Aku mengernyit. “Menyesal?” Aku memberanikan diri menatap Mas Aziel dengan kedua mataku yang sembab. “Aku justru bahagia, Mas. Penyesalanku justru kenapa tidak sejak dulu aku melihat topeng mereka?”

“Siapa pun tak ada yang bisa tahu takdirnya sendiri, Amara. Meskipun terlambat bagi kita, namun Tuhan lebih tahu apa yang terbaik untuk umatnya. Percayalah, ada rencana Tuhan yang lebih baik telah disiapkan untuk kita,” Mas Aziel meyakinkan.

Aku mengangguk, tersenyum tipis dengan kedua mata yang terasa berat akibat terlalu lama dan banyak menangis.

“Lalu, apa rencanamu sekarang, Amara?” Mas Aziel bertanya.

Aku menggeleng, menyandarkan tubuhku di kursi mobil untuk sedikit merilekskan tubuhku yang terasa lelah. “Belum aku pikirkan, Mas. Yang pasti sekarang aku hanya ingin pergi jauh dulu untuk menenangkan diri,” jawabku lirih.

“Kamu ingin ke mana? Aku akan siap mengantarkan dan menemanimu sampai kamu merasa lebih baik,” Mas Aziel menawarkan diri.

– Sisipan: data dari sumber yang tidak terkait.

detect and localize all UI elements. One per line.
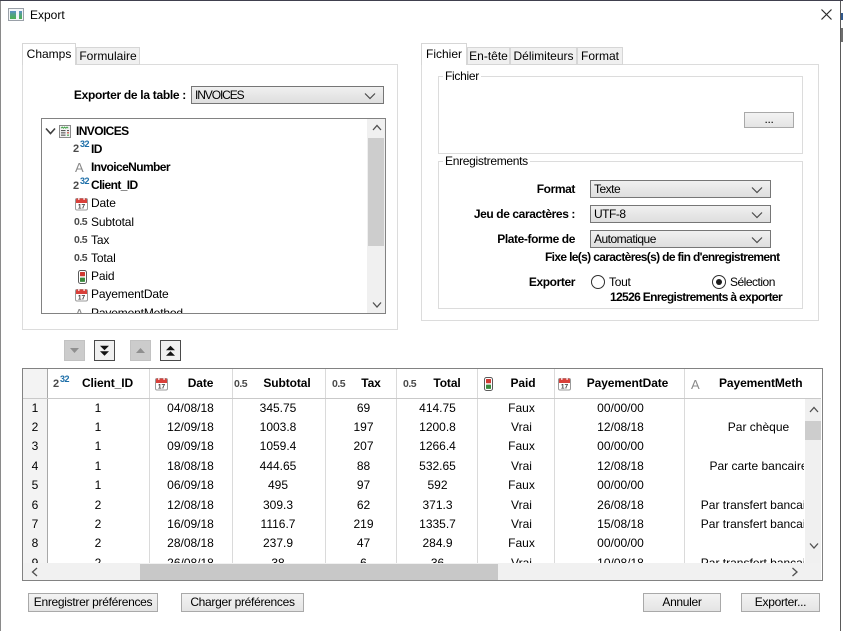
svg-text:17: 17 [158, 383, 166, 390]
svg-text:17: 17 [78, 203, 86, 210]
svg-text:17: 17 [78, 294, 86, 301]
svg-text:17: 17 [561, 383, 569, 390]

“Ke mana pun Mas Aziel membawaku, aku tidak akan keberatan.” Aku berpaling menatap Mas Aziel dengan mata sendu. “Maafkan aku, Mas. Karena aku, kamu terlibat terlalu jauh dengan masalah ini. Sungguh aku benar-benar minta maaf,” ucapku sungguh-sungguh.

“Aku senang kamu melibatkanku, Amara.” Mas Aziel mengulum senyum penuh arti padaku. Aku tak tahu kali ini apa arti senyuman Mas Aziel? Yang jelas apa pun itu, aku merasa nyaman saat bersama dengan Mas Aziel saat ini.